L’Ambassadeur a présidé le jeudi 25 octobre, au Centre Culturel Français de Phnom Penh, la quatrième Rencontre annuelle avec les Organisations Non Gouvernementales cambodgiennes ou françaises opérant au Cambodge.
Plus d’une centaine de représentants d’associations et d’acteurs du secteur privé et de la coopération institutionnelle se sont réunis pour dialoguer sur l’évolution des modalités d’action des ONG au Cambodge au regard de l’évolution économique et sociale du pays.
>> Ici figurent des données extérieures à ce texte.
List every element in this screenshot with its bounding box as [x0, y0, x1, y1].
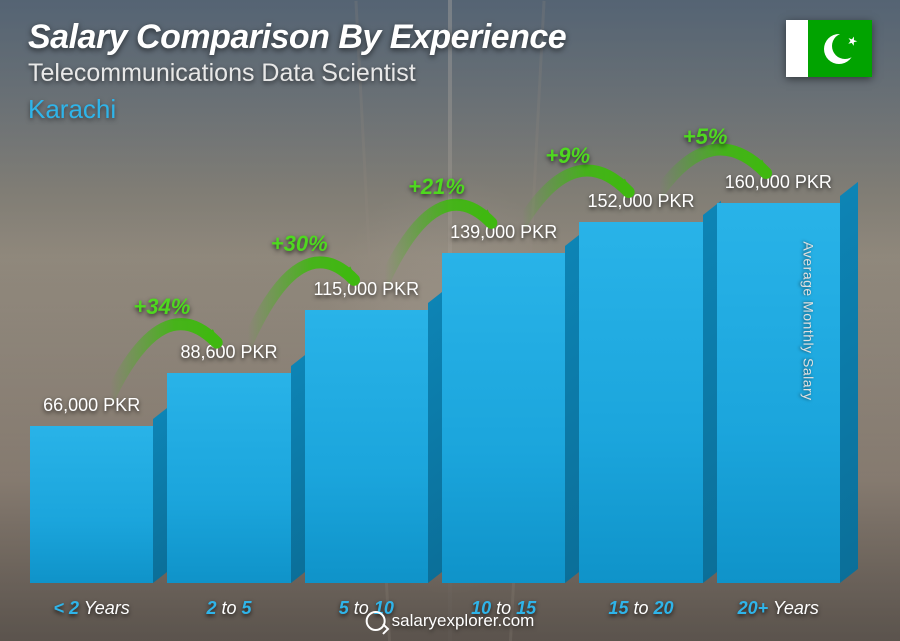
bar-value-label: 88,600 PKR: [180, 342, 277, 363]
y-axis-label: Average Monthly Salary: [800, 241, 816, 400]
bar-value-label: 66,000 PKR: [43, 395, 140, 416]
bar: [305, 310, 428, 583]
header: Salary Comparison By Experience Telecomm…: [28, 18, 872, 125]
bar-value-label: 160,000 PKR: [725, 172, 832, 193]
bar-wrap-3: 139,000 PKR10 to 15: [442, 222, 565, 583]
bar: [442, 253, 565, 583]
bar: [579, 222, 702, 583]
bar: [30, 426, 153, 583]
bar-category-label: 20+ Years: [738, 598, 819, 619]
location-label: Karachi: [28, 94, 872, 125]
footer-brand: salaryexplorer.com: [366, 611, 535, 631]
brand-text: salaryexplorer.com: [392, 611, 535, 631]
page-title: Salary Comparison By Experience: [28, 18, 872, 57]
bar-category-label: 2 to 5: [206, 598, 251, 619]
bar: [717, 203, 840, 583]
bar-value-label: 115,000 PKR: [313, 279, 419, 300]
bar-category-label: 15 to 20: [608, 598, 673, 619]
bar-wrap-0: 66,000 PKR< 2 Years: [30, 395, 153, 583]
bar-wrap-1: 88,600 PKR2 to 5: [167, 342, 290, 583]
bar-wrap-4: 152,000 PKR15 to 20: [579, 191, 702, 583]
bar-category-label: < 2 Years: [54, 598, 130, 619]
bar-value-label: 152,000 PKR: [587, 191, 694, 212]
search-icon: [366, 611, 386, 631]
bar-wrap-2: 115,000 PKR5 to 10: [305, 279, 428, 583]
page-subtitle: Telecommunications Data Scientist: [28, 59, 872, 88]
bar-wrap-5: 160,000 PKR20+ Years: [717, 172, 840, 583]
bar-value-label: 139,000 PKR: [450, 222, 557, 243]
bar-chart: 66,000 PKR< 2 Years88,600 PKR2 to 5115,0…: [30, 113, 840, 583]
bar: [167, 373, 290, 583]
Dans leurs interventions, l’Ambassadeur, le Conseiller Culturel et le Directeur de l’agence locale de l’AFD ont souligné les changements de fond que la croissance économique cambodgienne laissait anticiper quant à l’évolution de l’aide (passage progressif du statut de PMA à celui de PRI). Ils ont présenté les enjeux de la déclaration de Paris de 2005 sur l’efficacité de l’aide et ses premières conséquences, illustrées par un cas pratique.
Six représentants d’ONG et d’entreprises sociales, aux montages institutionnels variés ont ensuite fait part de leur expérience professionnelle et de leurs parcours, permettant ainsi d’amorcer une réflexion sur la vocation des ONG et leurs possibles évolutions ; à savoir le Cambodian Mutual Savings and Credits, émanation du Centre international du Crédit Mutuel, le Centre de formation aux systèmes d’information, mis en place par Enfants du Mékong avec l’aide d’Accenture, Hagar International, la société commerciale Artisans d’Angkor, issue du milieu ONG, l’Ecole hôtelière Paul Dubrule et Phare Ponleu Selpak.
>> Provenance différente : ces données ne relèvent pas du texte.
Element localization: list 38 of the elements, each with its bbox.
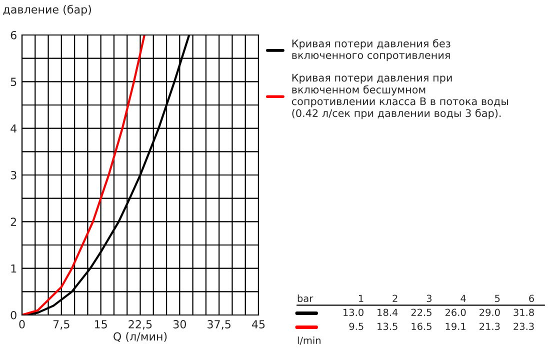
text: 21.3 xyxy=(480,322,500,330)
y-tick-label: 2 xyxy=(10,218,16,226)
text: 5 xyxy=(495,294,500,302)
text: 23.3 xyxy=(514,322,534,330)
text: 4 xyxy=(460,294,466,302)
y-tick-label: 4 xyxy=(10,124,17,133)
y-axis-title: давление (бар) xyxy=(3,4,92,16)
x-tick-label: 0 xyxy=(19,320,25,328)
text: 1 xyxy=(358,294,364,302)
text: 3 xyxy=(426,294,432,302)
x-tick-label: 30 xyxy=(173,320,186,328)
x-tick-label: 37,5 xyxy=(208,320,230,330)
x-tick-label: 15 xyxy=(94,320,107,328)
text: 2 xyxy=(392,294,398,302)
text: 18.4 xyxy=(378,308,398,316)
text: 26.0 xyxy=(445,308,466,316)
text: 6 xyxy=(529,294,534,302)
x-axis-title: Q (л/мин) xyxy=(114,332,167,342)
legend-label: Кривая потери давления при включенном бесшумном сопротивлении класса B в потока воды (0.42 л/сек при давлении воды 3 бар). xyxy=(292,74,508,120)
text: 22.5 xyxy=(411,308,432,316)
text: 31.8 xyxy=(514,308,534,316)
text: 16.5 xyxy=(412,322,432,330)
x-tick-label: 22,5 xyxy=(128,320,152,330)
text: l/min xyxy=(298,336,320,345)
text: bar xyxy=(298,294,314,302)
text: 13.5 xyxy=(378,322,398,330)
y-tick-label: 3 xyxy=(10,170,16,180)
text: 19.1 xyxy=(446,322,466,330)
text: 9.5 xyxy=(349,322,364,330)
y-tick-label: 6 xyxy=(10,30,16,40)
x-tick-label: 45 xyxy=(252,320,265,328)
y-tick-label: 0 xyxy=(10,310,16,320)
text: 13.0 xyxy=(344,308,364,316)
x-tick-label: 7,5 xyxy=(53,320,70,330)
legend-label: Кривая потери давления без включенного сопротивления xyxy=(292,39,450,62)
y-tick-label: 5 xyxy=(10,78,16,86)
y-tick-label: 1 xyxy=(11,264,16,273)
text: 29.0 xyxy=(480,308,500,316)
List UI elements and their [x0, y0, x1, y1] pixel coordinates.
Le débat qui a suivi a notamment permis de mettre l’accent :
sur le rôle structurant des ONG par rapport aux insuffisances des secteurs sociaux, avec une mention spécifique pour la formation professionnelle (adéquation formation-emploi, taxe d’apprentissage, réinsertion dans le monde du travail et emplois réservés) ;
sur l’évolution institutionnelle en cours, notamment celle des ONG de production, l’absence de loi sur les sociétés coopératives, le problème de l’accès au foncier, la khmérisation des ONG françaises et in fine l’évolution nécessaire du cadre juridique actuel ;
sur l’avenir des partenariats, qu’il s’agisse de la division du travail entre ONG, du parrainage, du mécénat d’entreprises, de la contractualisation avec l’Etat et les collectivités locales et bien sûr des relations entre les sociétés civiles françaises et cambodgiennes.
La coopération française soutient de nombreux projets mis en œuvre par les associations opérant au Cambodge, soit à travers le Fonds Social de Développement, qui s’adresse aux ONG locales, soit en recourant aux crédits de la Mission d’appui à l’action internationale des ONG qui concerne les associations françaises. L’ambassade dispose annuellement d’environ deux millions d’Euros pour mener à bien ces actions et finance chaque année une trentaine de nouveaux projets.